Reddit, the self-described “front page of the internet,” is hoping brand marketers will take it and its 330 million monthly users more seriously — and is investing in its sales team to make that happen.

On April 23, the company announced a new hub for sales in Chicago. Rob Sprungman, formerly of AdMob and Google, has joined as a senior director. Reddit’s brand partnerships team has 75 people, and the company plans to increase that by a further 50 percent this year. Last week, Reddit hired Jen Wong, a digital media veteran most recently at Time Inc., as chief operating officer.

Reddit’s pitch is a young and attentive audience, especially on mobile. The site’s age demographic is 79 percent 18- to 34-year-olds. About 58 percent of those millennials visit Reddit on the mobile web and apps only. Reddit, where users on average spend 15 minutes and 42 seconds daily, is the No. 4 visited website in the U.S. and No. 6 globally, according to Alexa.

Despite Reddit’s recent efforts to make itself more brand-friendly, the company is still struggling to convince agencies of its worth. A major media buyer said it has only spent minimally on Reddit, in part due to the “sometimes controversial content.” None 0f the 30 brand executives Digiday surveyed in December said they planned to increase spend on Reddit.

Most brands can’t stomach making the self-aware creative you need to win on Reddit. You’ve got to build completely custom content and target very specific audiences if you want to win on Snoo’s network,” said Jack Appleby, director of creative strategy at Petrol Advertising. (Snoo is Reddit’s mascot, an alien who has a ubiquitous presence on the network.)

Reddit, for its part, hopes to change brands’ hesitance by expanding its team and increasing its ad offerings. Reddit plans to announce several new ad formats for mobile and desktop over the coming months.
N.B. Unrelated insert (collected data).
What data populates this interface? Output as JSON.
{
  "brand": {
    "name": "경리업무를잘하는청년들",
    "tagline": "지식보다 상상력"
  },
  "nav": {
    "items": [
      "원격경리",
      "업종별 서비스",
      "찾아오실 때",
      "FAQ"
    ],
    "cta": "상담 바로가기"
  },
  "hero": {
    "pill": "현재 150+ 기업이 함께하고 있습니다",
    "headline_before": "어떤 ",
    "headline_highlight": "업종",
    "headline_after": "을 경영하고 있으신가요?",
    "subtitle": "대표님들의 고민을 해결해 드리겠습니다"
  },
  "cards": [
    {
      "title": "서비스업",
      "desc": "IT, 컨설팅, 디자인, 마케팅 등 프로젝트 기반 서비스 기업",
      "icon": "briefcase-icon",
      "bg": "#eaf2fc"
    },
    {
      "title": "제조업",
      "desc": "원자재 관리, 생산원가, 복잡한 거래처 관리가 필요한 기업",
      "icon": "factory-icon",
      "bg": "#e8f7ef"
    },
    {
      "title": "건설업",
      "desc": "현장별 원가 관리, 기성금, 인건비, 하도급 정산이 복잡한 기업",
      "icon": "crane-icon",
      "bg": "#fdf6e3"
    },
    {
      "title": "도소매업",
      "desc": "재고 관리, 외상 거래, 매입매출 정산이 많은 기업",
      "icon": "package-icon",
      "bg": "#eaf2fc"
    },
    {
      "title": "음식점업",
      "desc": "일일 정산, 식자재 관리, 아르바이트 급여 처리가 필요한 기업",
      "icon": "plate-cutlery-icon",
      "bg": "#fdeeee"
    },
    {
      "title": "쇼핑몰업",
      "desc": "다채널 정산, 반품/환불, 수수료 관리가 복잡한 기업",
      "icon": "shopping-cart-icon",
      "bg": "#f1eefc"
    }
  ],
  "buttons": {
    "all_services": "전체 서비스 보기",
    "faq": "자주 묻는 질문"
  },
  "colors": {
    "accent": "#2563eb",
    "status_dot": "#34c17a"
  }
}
Reddit offers sponsored posts as well as programmatic ads on the website. It released the promoted posts on the iOS app last month, which will come to Android this week. The click-through rates on those new iOS ads have improved between threefold and fivefold since launch, according to a Reddit spokesperson.

Reddit also sells 24-hour takeover packages for the front page or highly promoted on subreddits. For example, HBO is running promoted posts on the television and “Westworld” subreddits that direct users to a website called Delos Destinations for the season premiere of “Westworld.”

Some marketers have long admired Reddit for its specific audiences such as TV series fan bases, said Monica Peart, forecasting analyst at eMarketer. Indeed, Reddit isn’t completely absent from overall budgets, but it is still not forecast next to the other digital platforms.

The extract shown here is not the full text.